A nurse is providing health promotion education to a patient diagnosed with an esophageal reflux disorder. What practice should the nurse encourage the patient to implement?
- A. Keep the head of the bed lowered.
- B. Drink a cup of hot tea before bedtime.
- C. Avoid carbonated drinks.
- D. Eat a low-protein diet.
Correct Answer: C
Rationale: For a patient diagnosed with esophageal reflux disorder, the nurse should instruct the patient to keep the head of the bed elevated.

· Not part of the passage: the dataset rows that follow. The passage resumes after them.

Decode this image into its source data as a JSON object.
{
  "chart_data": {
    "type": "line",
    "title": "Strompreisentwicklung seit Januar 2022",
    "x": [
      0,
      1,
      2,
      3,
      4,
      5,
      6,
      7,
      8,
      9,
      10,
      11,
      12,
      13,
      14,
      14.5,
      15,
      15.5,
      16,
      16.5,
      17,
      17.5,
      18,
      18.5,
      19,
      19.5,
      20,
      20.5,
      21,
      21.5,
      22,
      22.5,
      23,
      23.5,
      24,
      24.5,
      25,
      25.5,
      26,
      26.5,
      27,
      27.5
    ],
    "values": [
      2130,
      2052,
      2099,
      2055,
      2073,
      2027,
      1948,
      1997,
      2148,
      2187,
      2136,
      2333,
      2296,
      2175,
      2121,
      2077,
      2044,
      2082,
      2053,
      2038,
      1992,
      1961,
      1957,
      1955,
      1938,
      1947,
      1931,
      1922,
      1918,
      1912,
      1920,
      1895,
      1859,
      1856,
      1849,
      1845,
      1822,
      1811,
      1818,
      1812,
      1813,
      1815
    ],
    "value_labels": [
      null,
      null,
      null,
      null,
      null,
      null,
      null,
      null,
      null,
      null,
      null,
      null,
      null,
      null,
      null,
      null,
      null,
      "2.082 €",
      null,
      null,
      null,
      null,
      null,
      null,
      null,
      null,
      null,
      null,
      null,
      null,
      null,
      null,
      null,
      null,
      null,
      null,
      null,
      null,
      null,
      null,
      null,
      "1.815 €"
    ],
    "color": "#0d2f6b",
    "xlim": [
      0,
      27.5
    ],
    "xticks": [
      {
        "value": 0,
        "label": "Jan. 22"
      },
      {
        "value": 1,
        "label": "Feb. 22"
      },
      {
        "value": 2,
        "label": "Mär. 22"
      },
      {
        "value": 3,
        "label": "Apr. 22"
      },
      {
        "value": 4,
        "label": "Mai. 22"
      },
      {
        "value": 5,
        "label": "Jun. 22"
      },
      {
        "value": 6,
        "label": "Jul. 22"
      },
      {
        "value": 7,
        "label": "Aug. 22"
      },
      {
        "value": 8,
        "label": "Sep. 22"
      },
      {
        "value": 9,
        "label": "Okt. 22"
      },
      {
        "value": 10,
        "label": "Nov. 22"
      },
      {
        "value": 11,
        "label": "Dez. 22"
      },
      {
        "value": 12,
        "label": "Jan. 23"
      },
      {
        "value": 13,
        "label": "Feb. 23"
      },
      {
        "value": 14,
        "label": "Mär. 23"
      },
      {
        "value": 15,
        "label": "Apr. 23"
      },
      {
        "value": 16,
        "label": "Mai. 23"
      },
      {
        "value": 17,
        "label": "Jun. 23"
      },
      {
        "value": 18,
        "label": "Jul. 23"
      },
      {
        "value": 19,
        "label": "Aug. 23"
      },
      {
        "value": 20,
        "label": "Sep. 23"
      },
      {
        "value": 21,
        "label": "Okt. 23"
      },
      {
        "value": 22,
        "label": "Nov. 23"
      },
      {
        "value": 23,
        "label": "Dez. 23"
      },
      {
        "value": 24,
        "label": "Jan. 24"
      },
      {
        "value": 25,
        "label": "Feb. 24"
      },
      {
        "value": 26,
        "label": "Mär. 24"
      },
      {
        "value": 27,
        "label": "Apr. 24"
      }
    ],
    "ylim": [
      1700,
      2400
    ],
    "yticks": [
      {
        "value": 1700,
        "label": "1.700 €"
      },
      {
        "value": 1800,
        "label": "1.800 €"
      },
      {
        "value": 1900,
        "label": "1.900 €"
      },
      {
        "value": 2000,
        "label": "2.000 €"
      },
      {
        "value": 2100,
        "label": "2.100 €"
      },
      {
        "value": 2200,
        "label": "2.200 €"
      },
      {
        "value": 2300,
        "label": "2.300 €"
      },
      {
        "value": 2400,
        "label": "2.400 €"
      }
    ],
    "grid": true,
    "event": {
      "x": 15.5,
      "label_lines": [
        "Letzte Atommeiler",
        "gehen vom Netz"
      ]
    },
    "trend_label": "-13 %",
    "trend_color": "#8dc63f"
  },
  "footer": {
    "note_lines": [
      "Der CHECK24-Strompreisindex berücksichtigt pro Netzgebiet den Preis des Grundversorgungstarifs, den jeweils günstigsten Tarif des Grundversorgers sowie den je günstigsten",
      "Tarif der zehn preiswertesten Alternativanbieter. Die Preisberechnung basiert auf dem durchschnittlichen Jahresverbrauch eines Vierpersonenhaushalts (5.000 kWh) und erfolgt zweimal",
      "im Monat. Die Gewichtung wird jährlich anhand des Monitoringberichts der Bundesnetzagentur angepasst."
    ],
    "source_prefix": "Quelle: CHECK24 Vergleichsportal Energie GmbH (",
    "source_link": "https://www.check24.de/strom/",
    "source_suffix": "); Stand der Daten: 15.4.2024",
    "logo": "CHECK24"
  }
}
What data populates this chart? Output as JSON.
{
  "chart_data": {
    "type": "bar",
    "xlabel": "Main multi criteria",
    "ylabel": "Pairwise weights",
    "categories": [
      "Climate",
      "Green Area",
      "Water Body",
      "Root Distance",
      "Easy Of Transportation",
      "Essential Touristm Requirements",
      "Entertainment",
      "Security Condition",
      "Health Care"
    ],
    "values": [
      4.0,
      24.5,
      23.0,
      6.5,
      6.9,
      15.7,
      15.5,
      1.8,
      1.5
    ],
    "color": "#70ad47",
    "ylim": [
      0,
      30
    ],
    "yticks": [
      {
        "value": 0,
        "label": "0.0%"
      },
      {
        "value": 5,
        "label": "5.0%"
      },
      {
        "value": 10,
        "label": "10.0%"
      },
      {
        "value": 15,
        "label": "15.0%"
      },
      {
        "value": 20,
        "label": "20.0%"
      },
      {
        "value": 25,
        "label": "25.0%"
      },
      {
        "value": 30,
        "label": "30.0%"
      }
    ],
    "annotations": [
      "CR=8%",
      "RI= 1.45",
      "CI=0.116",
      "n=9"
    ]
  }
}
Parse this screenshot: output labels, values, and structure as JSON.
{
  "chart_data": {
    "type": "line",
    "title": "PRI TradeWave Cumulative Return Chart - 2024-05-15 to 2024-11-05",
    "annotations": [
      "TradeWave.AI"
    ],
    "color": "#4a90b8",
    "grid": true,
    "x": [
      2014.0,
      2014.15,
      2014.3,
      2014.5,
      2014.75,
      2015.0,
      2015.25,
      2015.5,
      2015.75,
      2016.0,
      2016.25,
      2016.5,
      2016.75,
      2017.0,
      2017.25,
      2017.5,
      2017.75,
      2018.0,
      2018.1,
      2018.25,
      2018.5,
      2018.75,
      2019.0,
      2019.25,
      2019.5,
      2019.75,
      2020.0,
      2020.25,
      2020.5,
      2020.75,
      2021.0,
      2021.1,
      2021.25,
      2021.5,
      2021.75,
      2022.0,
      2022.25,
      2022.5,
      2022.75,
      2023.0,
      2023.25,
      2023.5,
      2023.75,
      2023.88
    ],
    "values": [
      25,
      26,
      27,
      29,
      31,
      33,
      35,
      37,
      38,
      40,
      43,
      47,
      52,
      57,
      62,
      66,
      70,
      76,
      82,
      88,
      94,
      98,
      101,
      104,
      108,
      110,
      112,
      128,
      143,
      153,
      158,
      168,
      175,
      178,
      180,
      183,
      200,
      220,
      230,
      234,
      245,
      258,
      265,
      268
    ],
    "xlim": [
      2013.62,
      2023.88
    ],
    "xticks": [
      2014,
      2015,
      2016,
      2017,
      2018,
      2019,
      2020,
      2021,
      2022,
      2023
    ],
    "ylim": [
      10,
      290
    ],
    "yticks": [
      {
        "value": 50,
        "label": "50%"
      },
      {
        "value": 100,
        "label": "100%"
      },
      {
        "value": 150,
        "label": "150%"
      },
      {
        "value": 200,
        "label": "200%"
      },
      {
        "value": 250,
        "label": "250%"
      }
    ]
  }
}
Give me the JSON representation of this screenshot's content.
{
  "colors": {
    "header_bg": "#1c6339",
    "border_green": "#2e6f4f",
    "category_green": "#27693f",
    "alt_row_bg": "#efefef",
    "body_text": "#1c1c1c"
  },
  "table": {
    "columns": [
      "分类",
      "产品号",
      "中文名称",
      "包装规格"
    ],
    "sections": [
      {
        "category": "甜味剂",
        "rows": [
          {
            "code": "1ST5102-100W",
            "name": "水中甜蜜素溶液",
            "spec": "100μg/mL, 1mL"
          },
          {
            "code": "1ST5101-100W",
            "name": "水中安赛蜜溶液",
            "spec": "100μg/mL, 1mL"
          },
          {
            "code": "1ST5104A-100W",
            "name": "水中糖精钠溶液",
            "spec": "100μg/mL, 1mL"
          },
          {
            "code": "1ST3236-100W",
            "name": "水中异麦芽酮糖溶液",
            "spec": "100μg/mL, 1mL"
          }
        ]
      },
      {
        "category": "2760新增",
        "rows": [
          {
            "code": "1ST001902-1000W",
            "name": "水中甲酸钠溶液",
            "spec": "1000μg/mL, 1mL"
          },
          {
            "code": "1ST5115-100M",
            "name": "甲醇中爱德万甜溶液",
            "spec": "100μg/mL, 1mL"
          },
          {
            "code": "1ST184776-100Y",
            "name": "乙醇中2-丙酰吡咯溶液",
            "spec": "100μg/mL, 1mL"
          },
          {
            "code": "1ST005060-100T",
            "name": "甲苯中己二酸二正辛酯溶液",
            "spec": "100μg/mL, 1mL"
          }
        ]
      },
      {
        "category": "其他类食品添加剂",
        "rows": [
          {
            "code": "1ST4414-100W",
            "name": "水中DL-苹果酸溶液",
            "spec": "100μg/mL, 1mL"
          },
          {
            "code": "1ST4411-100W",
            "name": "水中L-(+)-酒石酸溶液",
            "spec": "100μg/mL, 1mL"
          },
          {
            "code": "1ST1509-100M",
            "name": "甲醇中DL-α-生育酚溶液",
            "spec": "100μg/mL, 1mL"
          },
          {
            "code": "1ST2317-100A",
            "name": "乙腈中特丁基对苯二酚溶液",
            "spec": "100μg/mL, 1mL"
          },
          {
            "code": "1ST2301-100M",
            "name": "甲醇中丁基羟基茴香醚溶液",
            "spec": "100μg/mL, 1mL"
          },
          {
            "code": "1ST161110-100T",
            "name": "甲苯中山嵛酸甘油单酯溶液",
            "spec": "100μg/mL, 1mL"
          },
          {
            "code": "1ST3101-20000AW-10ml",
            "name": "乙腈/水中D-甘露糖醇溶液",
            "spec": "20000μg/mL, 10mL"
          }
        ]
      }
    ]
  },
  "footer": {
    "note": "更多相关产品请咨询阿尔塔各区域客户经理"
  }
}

Carbonated drinks, caffeine, and tobacco should be avoided. Protein limitation is not necessary.
A patient has undergone rigid fixation for the correction of a mandibular fracture suffered in a fight. What area of care should the nurse prioritize when planning this patients discharge education?
- A. Resumption of activities of daily living
- B. Pain control
- C. Promotion of adequate nutrition
- D. Strategies for promoting communication
Correct Answer: C
Rationale: The patient who has had rigid fixation should be instructed not to chew food in the first 1 to 4 weeks after surgery. A liquid diet is recommended, and dietary counseling should be obtained to ensure optimal caloric and protein intake. The nature of this surgery threatens the patients nutritional status; this physiologic need would likely supersede the resumption of ADLs. Pain should be under control prior to discharge and communication is not precluded by this surgery.